Solved! Go to Solution.
2022-04-12 05:34 AM
Isn't the design synchronous? The machine cycles shouldn't care if it's 216 or 42 MHz
The debugger is invasive, you need to benchmark normal running operation, measure the elapsed time for 100x NOP in a loop ten times. Then compute the throughput.
2022-04-12 05:10 AM
Are you stepping through C source or disassembly? The M7 core has a more complicated pipeline and cycles per instruction are not always constant compared to a simpler core like the M4 (where they still may not be constant, but are much more consistent).
The debugger strives to work the same as if it were in run mode, minus the pauses, but it's not always the case.

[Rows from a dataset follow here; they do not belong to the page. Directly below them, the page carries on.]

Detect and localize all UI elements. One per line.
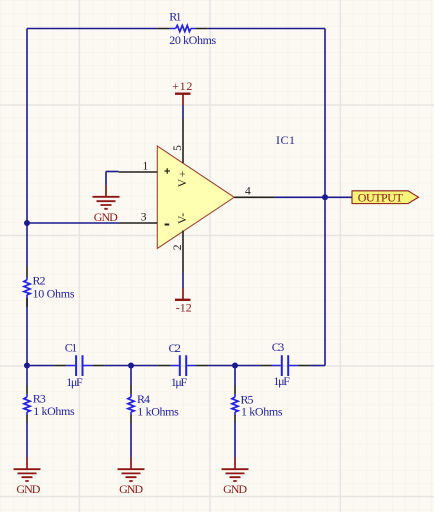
pin 2 stub (V- supply) (182, 231, 184, 273)
wire right rail (324, 29, 326, 366)
resistor R5 (232, 366, 283, 423)
pin 4 stub (234, 196, 274, 198)
node R4 junction (128, 363, 134, 369)
svg-text:1 kOhms: 1 kOhms (33, 404, 75, 418)
ground at pin 1 (93, 172, 120, 224)
svg-text:GND: GND (16, 482, 40, 496)
wire rail to output flag (325, 196, 352, 198)
wire pin 2 to -12 (182, 273, 184, 289)
svg-text:2: 2 (172, 244, 184, 250)
svg-text:3: 3 (141, 212, 147, 224)
wire C1 to R4 node (104, 365, 157, 367)
resistor R3 (24, 366, 75, 423)
svg-text:R2: R2 (33, 273, 46, 287)
ground below R3 (14, 458, 41, 497)
ground below R5 (222, 458, 249, 497)
svg-text:10 Ohms: 10 Ohms (33, 286, 75, 300)
wire bottom rail to C1 (27, 365, 54, 367)
op-amp IC1 (119, 119, 296, 273)
resistor R4 (128, 366, 179, 423)
node R5 junction (232, 363, 238, 369)
svg-text:1 kOhms: 1 kOhms (241, 404, 283, 418)
plus input marker (164, 168, 170, 174)
OUTPUT port flag (352, 191, 419, 205)
ground below R4 (118, 458, 145, 497)
pin 1 stub (119, 171, 158, 173)
svg-text:V+: V+ (177, 171, 189, 188)
svg-text:IC1: IC1 (276, 133, 295, 147)
wire R5 to ground (234, 423, 236, 458)
svg-text:C2: C2 (169, 341, 181, 355)
wire +12 to pin 5 (182, 105, 184, 119)
svg-text:4: 4 (245, 186, 251, 198)
svg-text:OUTPUT: OUTPUT (358, 191, 404, 205)
wire top-left corner to R1 (27, 28, 157, 30)
wire pin 3 to left rail (27, 222, 119, 224)
pin 5 stub (V+ supply) (182, 119, 184, 164)
wire output to rail (275, 196, 325, 198)
capacitor C3 (260, 340, 310, 388)
capacitor C1 (54, 340, 104, 389)
resistor R2 (24, 267, 75, 308)
svg-text:GND: GND (119, 482, 143, 496)
svg-text:20 kOhms: 20 kOhms (169, 33, 216, 47)
resistor R1 (157, 9, 216, 47)
minus input marker (165, 224, 170, 226)
svg-text:5: 5 (172, 145, 184, 151)
svg-text:GND: GND (94, 210, 118, 224)
svg-text:V-: V- (177, 213, 189, 224)
wire C3 to right rail (310, 365, 325, 367)
svg-text:1μF: 1μF (171, 375, 188, 389)
svg-text:1μF: 1μF (273, 374, 290, 388)
svg-text:GND: GND (223, 482, 247, 496)
svg-text:1μF: 1μF (66, 375, 83, 389)
wire R3 to ground (26, 423, 28, 458)
svg-text:+12: +12 (172, 79, 192, 93)
node output junction (322, 194, 328, 200)
svg-text:C1: C1 (65, 340, 77, 354)
pin 3 stub (119, 222, 158, 224)
wire left rail lower (26, 298, 28, 366)
power +12 (172, 79, 192, 105)
wire R4 to ground (130, 423, 132, 458)
wire left rail (26, 29, 28, 267)
node bottom-left junction (24, 363, 30, 369)
capacitor C2 (158, 341, 208, 389)
svg-text:1: 1 (143, 160, 149, 172)
node pin3 junction (24, 220, 30, 226)
power -12 (175, 288, 192, 314)
wire C2 to R5 node (208, 365, 260, 367)
svg-text:1 kOhms: 1 kOhms (137, 404, 179, 418)
svg-text:R1: R1 (169, 9, 181, 23)
wire R1 to top-right corner (208, 28, 325, 30)
svg-text:-12: -12 (176, 300, 192, 314)
svg-text:C3: C3 (272, 340, 284, 354)
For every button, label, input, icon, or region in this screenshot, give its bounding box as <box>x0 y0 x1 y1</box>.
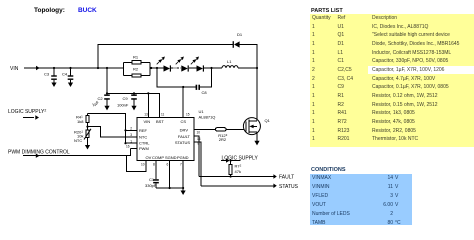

I would imagine comparing CYCCNT before/after a NOP would result in much less than 17 when in run mode.
2022-04-12 05:34 AM
Isn't the design synchronous? The machine cycles shouldn't care if it's 216 or 42 MHz
The debugger is invasive, you need to benchmark normal running operation, measure the elapsed time for 100x NOP in a loop ten times. Then compute the throughput.
2022-04-12 05:56 AM
> The machine cycles shouldn't care if it's 216 or 42 MHz
No; but they will care if the instruction is fetched from FLASH, and its latency is set to different values for the two different frequencies.
Also, in Cortex-M7, NOP may be executed in 0 cycles, too.
JW
2022-04-13 01:20 AM
Yup, this was the answer. The debugger was messing the clock up.
I put 100 nops and decided to measure the DWT->CYCCNT between the start of the first one and the end of the last one, and ended up with a difference of 93.
I don't know why it's not exactly 100, but still, it fits the fact that every __nop() takes one clock.